I prefer to think of myself as their coach. “I coach kids to learn algebra” says that I am dedicated to my kids. “I teach 8th grade algebra” indicates that my dedication may be to the content. Being their coach does not make me less of an evaluator. Their athletic coaches evaluate them all the time. The coach decides which kids make the team and which kids are cut. The coach decides who starts and who rides the bench. The coach decides how much playing time, if any, each player has.
There are some things I just have to do as their teacher. Yes, I mean grading. (Remember, our grade books are sparse; we have very few grades. We assess quite often; we grade little.) We’ve just finished our semester exams. My team grades together in the same room using the same scoring guide. Prior to our exam day, we agreed on the questions as well as the solutions, predicted student errors, and completed the exercise of negotiating partial credit. Some say that is good enough; there is no reason to grade in the same room when everyone understands the scoring guide. Really? Would we say that there is no reason to play on the same court or field since everyone knows and agrees upon the plays? Don’t we expect the other team to have a plan of their own?
Are our learners the opponents in the exam process?
Are we trying to keep them from scoring?
Do they feel that we are?
Are we still considered their coach?
Are we trying to help them compete?
Do they feel that we are?
How are we thinking about scoring items on the summative assessment? Do our scoring guides assign points for good work or do they document how we will subtract points for errors? Are we grading in team? Do we take our issues to our teammates or our table-leader when we have a question about work that is out of the norm or unexpected? (Or, is the amount of partial credit awarded based on how nice, sweet, cooperative, participative -or not – a child is? YIKES!)
Could we alter everyone’s mindset about this stressful event by changing our approach and attitude about how we mark, score, and grade each item? What if we add points for what is done well instead of subtracting points when an error occurs? Could our scoring guides be more about assigning credit and less about docking points? What if we chose to add points for bright spots in the work instead of appearing to play “gotcha” by subtracting points? Would our grades be closer to representing a true score of what has been learned?
How would a learner respond if we handed them a paper that was filled with +4, +2, +3 and so on rather than -2, -4, -3?
Let’s try adding up the good things we find
rather than playing “gotcha”
by subtracting when an error is found.
Could the self-reflection prompts during the exam analysis process, similar to the post-game film analysis, ask the learner to identify why they earned the points that were scored? Could we get them to write about what they did well? Could they work in team to identify what others did well that they wish they had done too? Could they work in team to identify what others did that they find different or unusual and explain why it worked? Would this process motivate them to improve their understanding and help each other learn?
Would this help us all learn to blend the 4C’s (critical thinking and problem solving; communication, collaboration; and creativity and innovation) with the 3R’s?
Can we use this type of process to add to our learning? Could it be as simple as adding rather than subtracting? Are we willing to experiment?

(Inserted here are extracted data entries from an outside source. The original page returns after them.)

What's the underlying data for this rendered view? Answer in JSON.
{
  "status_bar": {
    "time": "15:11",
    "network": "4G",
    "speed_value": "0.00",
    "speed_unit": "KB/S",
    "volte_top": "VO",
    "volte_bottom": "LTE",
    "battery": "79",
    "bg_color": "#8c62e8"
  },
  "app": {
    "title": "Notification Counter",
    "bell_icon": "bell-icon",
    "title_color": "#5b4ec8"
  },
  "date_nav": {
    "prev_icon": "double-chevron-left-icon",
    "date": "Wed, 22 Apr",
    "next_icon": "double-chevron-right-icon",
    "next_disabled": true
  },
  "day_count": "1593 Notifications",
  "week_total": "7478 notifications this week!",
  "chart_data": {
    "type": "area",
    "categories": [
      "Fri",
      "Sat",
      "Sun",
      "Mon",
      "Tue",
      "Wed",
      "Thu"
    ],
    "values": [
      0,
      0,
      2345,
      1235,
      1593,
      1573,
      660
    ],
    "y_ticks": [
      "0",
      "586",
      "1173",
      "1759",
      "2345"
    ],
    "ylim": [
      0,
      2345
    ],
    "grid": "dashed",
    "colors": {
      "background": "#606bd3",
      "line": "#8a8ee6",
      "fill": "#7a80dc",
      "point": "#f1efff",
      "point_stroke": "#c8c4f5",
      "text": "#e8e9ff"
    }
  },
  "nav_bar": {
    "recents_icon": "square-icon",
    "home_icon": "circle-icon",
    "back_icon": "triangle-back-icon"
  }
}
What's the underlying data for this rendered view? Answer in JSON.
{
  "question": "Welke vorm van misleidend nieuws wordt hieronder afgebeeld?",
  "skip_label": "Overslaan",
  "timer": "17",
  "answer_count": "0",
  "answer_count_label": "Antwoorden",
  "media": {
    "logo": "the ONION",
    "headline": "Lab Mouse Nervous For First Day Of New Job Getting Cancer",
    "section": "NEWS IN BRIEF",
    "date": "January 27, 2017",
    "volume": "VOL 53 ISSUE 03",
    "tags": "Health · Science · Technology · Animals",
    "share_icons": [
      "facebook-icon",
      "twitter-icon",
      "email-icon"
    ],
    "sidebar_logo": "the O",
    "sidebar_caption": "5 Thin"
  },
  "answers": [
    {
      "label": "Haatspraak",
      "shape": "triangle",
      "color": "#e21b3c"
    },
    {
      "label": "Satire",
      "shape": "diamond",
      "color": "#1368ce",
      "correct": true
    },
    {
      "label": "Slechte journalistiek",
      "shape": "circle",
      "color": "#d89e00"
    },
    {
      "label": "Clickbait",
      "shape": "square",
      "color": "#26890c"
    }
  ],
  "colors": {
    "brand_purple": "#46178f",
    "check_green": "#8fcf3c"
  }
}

So, there is one more thing to think about….Can we frame this in terms of teacher evaluation too?
Can we model a strength-based peer observation process? Let’s try adding up the good things we find. What if we chose to document bright spots in each other’s work? Could we write about what is done well? Could we work in team to identify what others do well that we wish we would do too?
If any of this is interesting to you, then I dare you to give it a try. Experiment. Learn by doing. Form a team of friends, critically important friends, to learn together. Let’s add to our toolkit by sharing our practices and asking each other questions.